Ya lucía el sol, y mamá no hacía más que
mirar fijamente a la chica. Luego dijo:
—Está bien, llévala a la casa y dale algunas
ropas para que se vista. Hay algunos vestidos viejos míos en el
cajón de abajo de mi cómoda.
—Mamá, sé razonable.
—Y no llames a nadie, Dave, hasta que yo te
lo diga.
—Tengo que llamar al sheriff.
—Pero no hasta que yo te lo diga.
Seguía con la chica en mis brazos. Al final,
pudimos ponernos en marcha hacia la casa. Al cabo de dos o tres
pasos ella susurró:
—Siento causarles tantas molestias.
—No son molestias.
—¿Peso mucho?
—Para mí, no.
—¿Mamá? ¿Es su madre?
—Sí.
—Pensé que era su esposa.
—Soy soltero.
—Siento haberle gritado, pero ella por poco
hace que me maten.
—A veces se le ocurren ideas
divertidas.
—¿Dave? ¿Dave qué?
—Howell. ¿Cómo se llama usted?
—Jill. Jill Kreeger.
—Encantado de conocerla, Jill.
—Igualmente.
Una débil sonrisa cruzó su rostro. Pero
entonces estábamos ya en el porche trasero de la casa. El brazo que
mantenía alrededor de mi cuello, se IH apretó de repente, lo cual
acercó su rostro al mío. Me besó, primero en la mejilla y luego en
la boca.
—¡Eh! ¡Eh! ¡Eh! ¡Jill! ¿Quieres abrir la
puerta?
Se agachó y descorrió el pestillo. Fuimos
hasta la cocina. Di un puntapié a la puerta, que se cerró tras de
mí, atravesé con Jill a cuestas el recibidor y, a través del salón,
penetré en el dormitorio pequeño. Me avergoncé de la cama, toda en
desorden y cubierta sólo de mantas, con un almohadón sin funda y
desprovista de sábanas. Pero a Jill no pareció importarle. Soltó mi
chaqueta y se dispuso a acostarse. Pero llevaba puestas aquellas
ropas empapadas: pantalones rojos cortos, lo que llamaban un
bolero, asimismo rojo, y algo que parecía unas bragas. Le quité
todo rápidamente. Se quedó ante mí desnuda: un lindo espectáculo.

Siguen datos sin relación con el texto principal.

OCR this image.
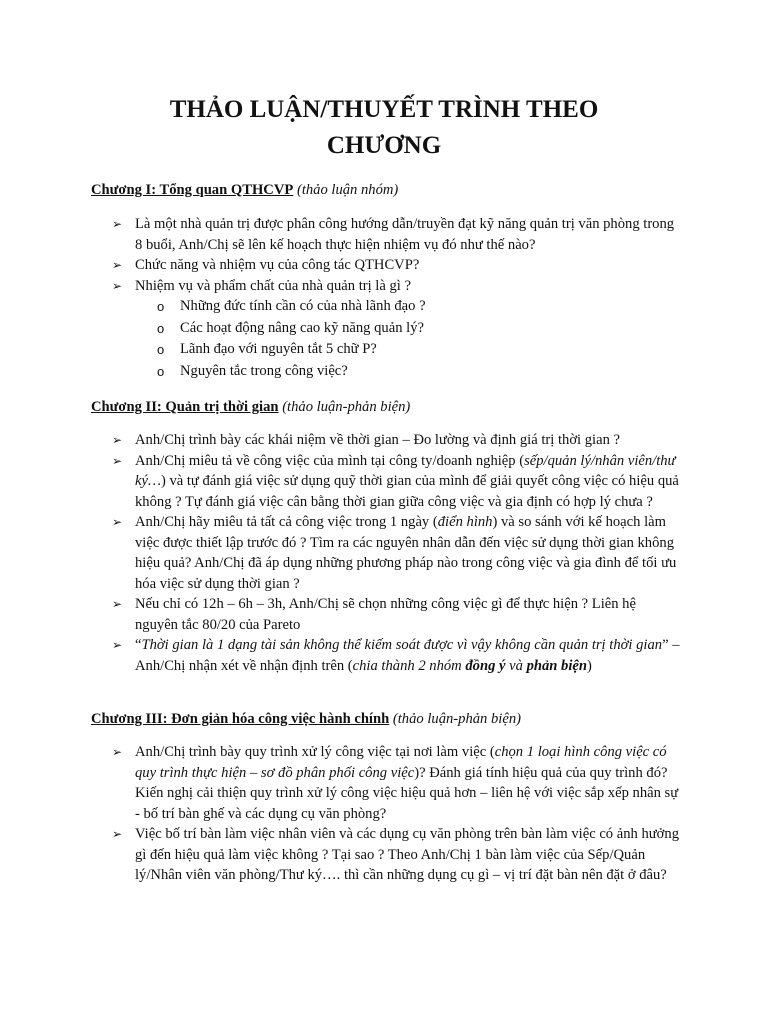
THẢO LUẬN/THUYẾT TRÌNH THEO
CHƯƠNG

Chương I: Tổng quan QTHCVP (thảo luận nhóm)

➢ Là một nhà quản trị được phân công hướng dẫn/truyền đạt kỹ năng quản trị văn phòng trong 8 buổi, Anh/Chị sẽ lên kế hoạch thực hiện nhiệm vụ đó như thế nào?
➢ Chức năng và nhiệm vụ của công tác QTHCVP?
➢ Nhiệm vụ và phẩm chất của nhà quản trị là gì ?
o Những đức tính cần có của nhà lãnh đạo ?
o Các hoạt động nâng cao kỹ năng quản lý?
o Lãnh đạo với nguyên tắt 5 chữ P?
o Nguyên tắc trong công việc?

Chương II: Quản trị thời gian (thảo luận-phản biện)

➢ Anh/Chị trình bày các khái niệm về thời gian – Đo lường và định giá trị thời gian ?
➢ Anh/Chị miêu tả về công việc của mình tại công ty/doanh nghiệp (sếp/quản lý/nhân viên/thư ký…) và tự đánh giá việc sử dụng quỹ thời gian của mình để giải quyết công việc có hiệu quả không ? Tự đánh giá việc cân bằng thời gian giữa công việc và gia định có hợp lý chưa ?
➢ Anh/Chị hãy miêu tả tất cả công việc trong 1 ngày (điển hình) và so sánh với kế hoạch làm việc được thiết lập trước đó ? Tìm ra các nguyên nhân dẫn đến việc sử dụng thời gian không hiệu quả? Anh/Chị đã áp dụng những phương pháp nào trong công việc và gia đình để tối ưu hóa việc sử dụng thời gian ?
➢ Nếu chỉ có 12h – 6h – 3h, Anh/Chị sẽ chọn những công việc gì để thực hiện ? Liên hệ nguyên tắc 80/20 của Pareto
➢ “Thời gian là 1 dạng tài sản không thể kiếm soát được vì vậy không cần quản trị thời gian” – Anh/Chị nhận xét về nhận định trên (chia thành 2 nhóm đồng ý và phản biện)

Chương III: Đơn giản hóa công việc hành chính (thảo luận-phản biện)

➢ Anh/Chị trình bày quy trình xử lý công việc tại nơi làm việc (chọn 1 loại hình công việc có quy trình thực hiện – sơ đồ phân phối công việc)? Đánh giá tính hiệu quả của quy trình đó? Kiến nghị cải thiện quy trình xử lý công việc hiệu quả hơn – liên hệ với việc sắp xếp nhân sự - bố trí bàn ghế và các dụng cụ văn phòng?
➢ Việc bố trí bàn làm việc nhân viên và các dụng cụ văn phòng trên bàn làm việc có ảnh hưởng gì đến hiệu quả làm việc không ? Tại sao ? Theo Anh/Chị 1 bàn làm việc của Sếp/Quản lý/Nhân viên văn phòng/Thư ký…. thì cần những dụng cụ gì – vị trí đặt bàn nên đặt ở đâu?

Abrí de golpe el cajón de abajo de la cómoda, tomé una toalla y
froté el cuerpo de Jill hasta dejarla seca. Luego la metí entre las
mantas. Pero con el aire frío de la habitación, sin ropas, sus
dientes empezaron a castañetear..
—Me voy a resfriar —observó.
—Abrígate bien.
Me dirigí escaleras arriba, hacia el baño,
pero retrocedí para dar otro beso a Jill. A ella le gustó también,
pero sus labios estaban fríos como el hielo.